The Venezuelan public senses that Maduro’s program of import subsidies and price controls isn’t working. In a recent poll, only 13 percent of respondents said that the import subsidy benefits society, and the majority — (57 percent) said they’d be as well off or better off if the government were to double prices and eliminate shortages. Hugo Chávez understood this, too, which is why he was always careful to limit the gap between controlled prices and market prices. Maduro’s party would almost certainly have won more seats in this Sunday’s election if he had followed Chávez’s lead. Instead, Maduro broke with el comandante against the ruling party’s electoral interests.

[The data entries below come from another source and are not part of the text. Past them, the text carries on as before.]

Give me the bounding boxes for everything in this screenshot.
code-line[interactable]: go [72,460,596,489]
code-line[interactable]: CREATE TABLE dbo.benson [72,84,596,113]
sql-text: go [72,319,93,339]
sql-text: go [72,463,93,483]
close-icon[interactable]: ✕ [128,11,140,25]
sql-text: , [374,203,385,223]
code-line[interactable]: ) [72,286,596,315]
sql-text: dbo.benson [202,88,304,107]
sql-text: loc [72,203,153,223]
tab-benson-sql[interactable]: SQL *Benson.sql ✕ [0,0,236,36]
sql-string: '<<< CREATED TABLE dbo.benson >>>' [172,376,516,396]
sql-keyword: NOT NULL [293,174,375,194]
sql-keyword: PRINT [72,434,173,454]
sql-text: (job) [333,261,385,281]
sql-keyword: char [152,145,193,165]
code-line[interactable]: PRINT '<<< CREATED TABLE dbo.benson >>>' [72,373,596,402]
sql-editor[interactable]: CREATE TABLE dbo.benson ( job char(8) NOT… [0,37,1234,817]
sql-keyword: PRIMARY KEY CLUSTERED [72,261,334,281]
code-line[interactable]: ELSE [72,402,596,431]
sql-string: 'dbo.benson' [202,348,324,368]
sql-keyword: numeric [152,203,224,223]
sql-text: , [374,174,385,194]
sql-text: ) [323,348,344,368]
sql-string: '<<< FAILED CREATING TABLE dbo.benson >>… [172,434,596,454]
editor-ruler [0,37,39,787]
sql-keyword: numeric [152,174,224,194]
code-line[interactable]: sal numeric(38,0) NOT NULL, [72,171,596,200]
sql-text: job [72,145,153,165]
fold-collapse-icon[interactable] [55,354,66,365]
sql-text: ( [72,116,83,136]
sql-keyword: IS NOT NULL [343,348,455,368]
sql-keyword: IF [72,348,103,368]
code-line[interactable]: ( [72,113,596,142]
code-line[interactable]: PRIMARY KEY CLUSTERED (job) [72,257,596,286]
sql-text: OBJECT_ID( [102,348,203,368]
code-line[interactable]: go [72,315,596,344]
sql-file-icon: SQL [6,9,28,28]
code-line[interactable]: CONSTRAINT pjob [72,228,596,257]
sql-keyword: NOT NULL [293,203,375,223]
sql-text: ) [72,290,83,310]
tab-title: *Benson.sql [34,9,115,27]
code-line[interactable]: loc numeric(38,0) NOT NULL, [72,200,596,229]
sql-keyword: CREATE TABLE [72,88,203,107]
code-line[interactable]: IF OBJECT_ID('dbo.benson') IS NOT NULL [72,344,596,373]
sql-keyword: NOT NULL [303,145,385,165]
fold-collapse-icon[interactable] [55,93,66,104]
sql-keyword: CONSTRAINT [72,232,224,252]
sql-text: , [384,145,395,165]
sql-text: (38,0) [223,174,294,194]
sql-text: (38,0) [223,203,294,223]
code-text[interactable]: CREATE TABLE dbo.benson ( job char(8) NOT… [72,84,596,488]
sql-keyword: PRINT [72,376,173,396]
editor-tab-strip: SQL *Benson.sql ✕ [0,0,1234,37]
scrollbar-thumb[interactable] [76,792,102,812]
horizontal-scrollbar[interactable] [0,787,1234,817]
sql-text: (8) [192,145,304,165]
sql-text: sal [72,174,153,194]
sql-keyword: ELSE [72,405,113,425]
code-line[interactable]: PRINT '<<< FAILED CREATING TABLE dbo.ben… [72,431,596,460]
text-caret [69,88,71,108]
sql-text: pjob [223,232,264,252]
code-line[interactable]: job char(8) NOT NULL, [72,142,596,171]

Experts on Venezuelan politics sometimes chalk this up to ignorance, citing “a breakdown of rationality” and “magical thinking.” But following the money points elsewhere: to the business people, military officers, and other “importers” making billions by buying $10 for a dime. These powerful elites have a big stake in Maduro’s dysfunctional exchange and price controls.

One might ask why the arbitrage lobby would double down on a policy that leads to a loss at the polls; surely they understood that an opposition victory would likely shut down the arbitrage party. Maybe rents were so astronomical over the last couple of years that they were worth more than moderate gains over a longer period. Maybe the arbitrageurs faced a coordination problem; together they would have preferred a more sensible policy, but no single rentista wanted to advocate for change on her own. Or maybe they didn’t think anything they could do would save the government’s majority in the National Assembly once oil prices tanked, in which case their best strategy was to get while the getting was good.

In any case, the arbitrage lobby’s gains will be Maduro’s loss this Sunday.